LLM-based Semantic Augmentation for Harmful Content Detection
Elyas Meguellati, Assaad Zeghina, Shazia Sadiq, Gianluca Demartini
TL;DR
This work tackles the challenge of detecting harmful content in social media by shifting from data augmentation to semantic augmentation using LLMs. It introduces LLM-based text cleaning to reduce caption noise and LLM-generated explanations or triggers to enrich input representations, evaluated on the SemEval 2024 Persuasive Memes and validated on Google Jigsaw Toxic Comments and Facebook Hateful Memes. The results show that zero-shot LLMs underperform on high-context, multi-label tasks, whereas combining text, machine captions, and explanations (and using triggers in sensitive domains) yields performance approaching or matching human-annotated data at a fraction of the cost. The findings underscore a scalable, cost-efficient pathway for improving social media classification, with clear guidance on when to employ explanations versus triggers and how to balance multimodal and textual cues in practice.
Abstract
Recent advances in large language models (LLMs) have demonstrated strong performance on simple text classification tasks, frequently under zero-shot settings. However, their efficacy declines when tackling complex social media challenges such as propaganda detection, hateful meme classification, and toxicity identification.

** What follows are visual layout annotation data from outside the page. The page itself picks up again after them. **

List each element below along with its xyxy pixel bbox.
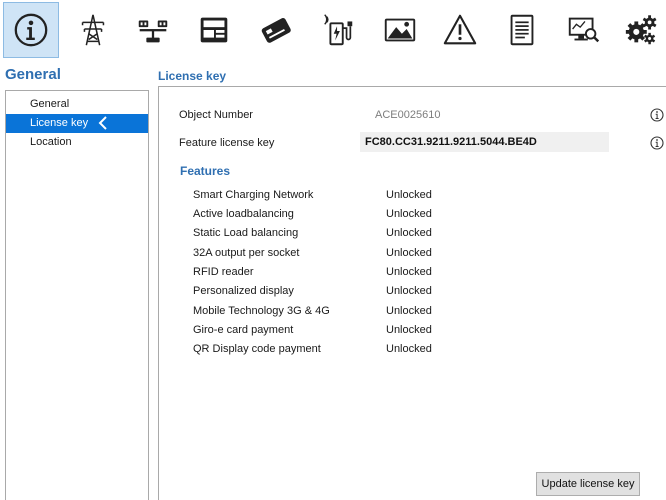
object-number-label: Object Number xyxy=(179,109,253,121)
sidebar-item-general[interactable]: General xyxy=(6,95,148,114)
toolbar-grid-button[interactable] xyxy=(65,2,121,58)
sidebar-item-label: License key xyxy=(30,117,89,129)
toolbar-info-button[interactable] xyxy=(3,2,59,58)
features-heading: Features xyxy=(180,164,231,178)
diagnostics-monitor-icon xyxy=(568,17,600,43)
sidebar-nav: General License key Location xyxy=(5,90,149,500)
sidebar-item-location[interactable]: Location xyxy=(6,133,148,152)
toolbar-display-button[interactable] xyxy=(372,2,428,58)
warning-icon xyxy=(443,14,477,45)
feature-license-key-value[interactable]: FC80.CC31.9211.9211.5044.BE4D xyxy=(360,132,609,152)
feature-name: Mobile Technology 3G & 4G xyxy=(193,305,330,317)
sidebar-item-label: General xyxy=(30,98,70,110)
feature-name: Active loadbalancing xyxy=(193,208,294,220)
toolbar-payment-button[interactable] xyxy=(186,2,242,58)
panel-title: License key xyxy=(158,69,227,83)
object-number-info-icon[interactable] xyxy=(650,108,664,122)
feature-license-key-label: Feature license key xyxy=(179,137,275,149)
feature-name: Giro-e card payment xyxy=(193,324,294,336)
update-license-key-button[interactable]: Update license key xyxy=(536,472,640,496)
rfid-card-icon xyxy=(261,18,291,43)
load-balance-icon xyxy=(138,20,168,43)
feature-status: Unlocked xyxy=(386,343,432,355)
feature-status: Unlocked xyxy=(386,305,432,317)
settings-gears-icon xyxy=(625,15,657,45)
feature-key-info-icon[interactable] xyxy=(650,136,664,150)
feature-status: Unlocked xyxy=(386,285,432,297)
object-number-value: ACE0025610 xyxy=(375,109,441,121)
feature-status: Unlocked xyxy=(386,227,432,239)
feature-status: Unlocked xyxy=(386,189,432,201)
toolbar-charger-button[interactable] xyxy=(310,2,366,58)
toolbar-log-button[interactable] xyxy=(494,2,550,58)
sidebar-item-license-key[interactable]: License key xyxy=(6,114,148,133)
feature-name: QR Display code payment xyxy=(193,343,321,355)
feature-name: Smart Charging Network xyxy=(193,189,314,201)
sidebar-item-label: Location xyxy=(30,136,72,148)
toolbar-settings-button[interactable] xyxy=(614,2,666,58)
toolbar-diagnostics-button[interactable] xyxy=(556,2,612,58)
charging-station-icon xyxy=(324,14,353,46)
feature-status: Unlocked xyxy=(386,266,432,278)
feature-name: Static Load balancing xyxy=(193,227,299,239)
feature-name: 32A output per socket xyxy=(193,247,300,259)
power-tower-icon xyxy=(81,14,105,46)
feature-name: RFID reader xyxy=(193,266,254,278)
feature-status: Unlocked xyxy=(386,208,432,220)
section-title: General xyxy=(5,66,61,83)
info-circle-icon xyxy=(14,13,48,47)
toolbar-rfid-button[interactable] xyxy=(248,2,304,58)
toolbar-warnings-button[interactable] xyxy=(432,2,488,58)
toolbar-loadbalancing-button[interactable] xyxy=(125,2,181,58)
card-payment-icon xyxy=(200,17,228,43)
display-image-icon xyxy=(384,18,416,42)
document-icon xyxy=(510,14,534,46)
feature-name: Personalized display xyxy=(193,285,294,297)
main-toolbar xyxy=(0,0,666,62)
feature-status: Unlocked xyxy=(386,324,432,336)
feature-status: Unlocked xyxy=(386,247,432,259)
chevron-left-icon xyxy=(98,116,107,130)
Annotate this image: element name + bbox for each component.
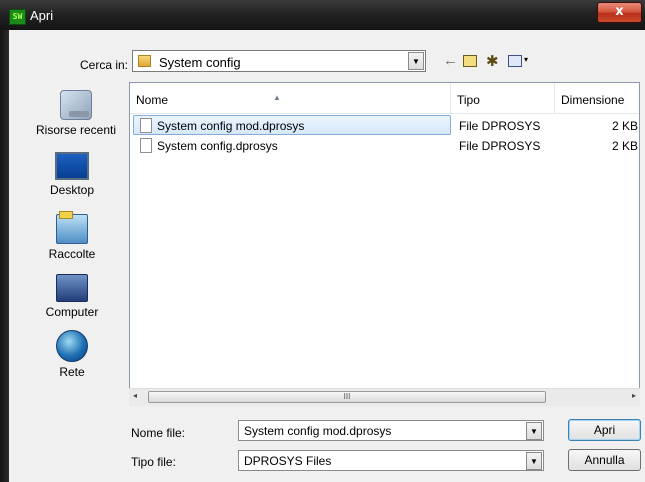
column-name-label: Nome: [136, 93, 169, 107]
back-icon[interactable]: ←: [443, 52, 458, 69]
column-name-header[interactable]: Nome ▲: [130, 83, 450, 113]
place-network[interactable]: Rete: [30, 330, 114, 379]
lookin-value: System config: [159, 55, 241, 70]
views-dropdown-arrow-icon[interactable]: ▾: [524, 55, 528, 64]
open-button[interactable]: Apri: [568, 419, 641, 441]
sort-ascending-icon: ▲: [273, 93, 281, 102]
lookin-dropdown[interactable]: System config ▼: [132, 50, 426, 72]
scroll-right-icon[interactable]: ▸: [632, 391, 636, 400]
place-label: Computer: [45, 305, 99, 319]
network-icon: [56, 330, 88, 362]
file-row[interactable]: System config.dprosys File DPROSYS 2 KB: [130, 135, 639, 155]
column-type-header[interactable]: Tipo: [451, 83, 554, 113]
app-icon: SW: [9, 9, 26, 25]
document-icon: [140, 138, 152, 153]
place-desktop[interactable]: Desktop: [30, 152, 114, 197]
scrollbar-thumb[interactable]: III: [148, 391, 546, 403]
filetype-value: DPROSYS Files: [244, 454, 332, 468]
chevron-down-icon[interactable]: ▼: [408, 52, 424, 70]
filename-value: System config mod.dprosys: [244, 424, 392, 438]
place-label: Desktop: [49, 183, 95, 197]
title-bar[interactable]: SW Apri x: [0, 0, 645, 31]
folder-icon: [138, 55, 151, 67]
column-size-label: Dimensione: [561, 93, 625, 107]
file-type: File DPROSYS: [459, 119, 541, 133]
place-computer[interactable]: Computer: [30, 274, 114, 319]
place-label: Risorse recenti: [35, 123, 117, 137]
chevron-down-icon[interactable]: ▼: [526, 452, 542, 470]
file-row[interactable]: System config mod.dprosys File DPROSYS 2…: [130, 115, 639, 135]
recent-places-icon: [60, 90, 92, 120]
file-size: 2 KB: [612, 119, 639, 133]
file-type: File DPROSYS: [459, 139, 541, 153]
window-title: Apri: [30, 8, 54, 23]
chevron-down-icon[interactable]: ▼: [526, 422, 542, 440]
new-folder-icon[interactable]: ✱: [486, 52, 499, 70]
file-name-cell[interactable]: System config mod.dprosys: [133, 115, 451, 135]
file-name: System config mod.dprosys: [157, 119, 305, 133]
filetype-label: Tipo file:: [131, 455, 176, 469]
place-recent[interactable]: Risorse recenti: [34, 90, 118, 137]
column-size-header[interactable]: Dimensione: [555, 83, 639, 113]
window-frame: [0, 30, 9, 482]
file-name-cell[interactable]: System config.dprosys: [133, 135, 451, 155]
place-label: Rete: [59, 365, 85, 379]
computer-icon: [56, 274, 88, 302]
scroll-left-icon[interactable]: ◂: [133, 391, 137, 400]
horizontal-scrollbar[interactable]: ◂ III ▸: [129, 388, 640, 406]
file-name: System config.dprosys: [157, 139, 278, 153]
open-file-dialog: SW Apri x Cerca in: System config ▼ ← ✱ …: [0, 0, 645, 482]
document-icon: [140, 118, 152, 133]
column-type-label: Tipo: [457, 93, 480, 107]
place-label: Raccolte: [48, 247, 96, 261]
up-folder-icon[interactable]: [463, 55, 477, 67]
desktop-icon: [55, 152, 89, 180]
cancel-button[interactable]: Annulla: [568, 449, 641, 471]
filename-field[interactable]: System config mod.dprosys ▼: [238, 420, 544, 441]
place-libraries[interactable]: Raccolte: [30, 211, 114, 261]
filetype-select[interactable]: DPROSYS Files ▼: [238, 450, 544, 471]
file-list[interactable]: Nome ▲ Tipo Dimensione System config mod…: [129, 82, 640, 406]
libraries-icon: [56, 211, 88, 244]
lookin-label: Cerca in:: [80, 58, 129, 72]
close-button[interactable]: x: [597, 2, 642, 23]
views-menu-icon[interactable]: [508, 55, 522, 67]
filename-label: Nome file:: [131, 426, 186, 440]
file-size: 2 KB: [612, 139, 639, 153]
column-header: Nome ▲ Tipo Dimensione: [130, 83, 639, 114]
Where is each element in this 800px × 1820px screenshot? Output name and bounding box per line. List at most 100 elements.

Much of the existing work has focused on using LLMs to generate synthetic training data, overlooking the potential of LLM-based text preprocessing and semantic augmentation. In this paper, we introduce an approach that prompts LLMs to clean noisy text and provide context-rich explanations, thereby enhancing training sets without substantial increases in data volume. We systematically evaluate on the SemEval 2024 multi-label Persuasive Meme dataset and further validate on the Google Jigsaw toxic comments and Facebook hateful memes datasets to assess generalizability. Our results reveal that zero-shot LLM classification underperforms on these high-context tasks compared to supervised models. In contrast, integrating LLM-based semantic augmentation yields performance on par with approaches that rely on human-annotated data, at a fraction of the cost. These findings underscore the importance of strategically incorporating LLMs into machine learning (ML) pipeline for social media classification tasks, offering broad implications for combating harmful content online.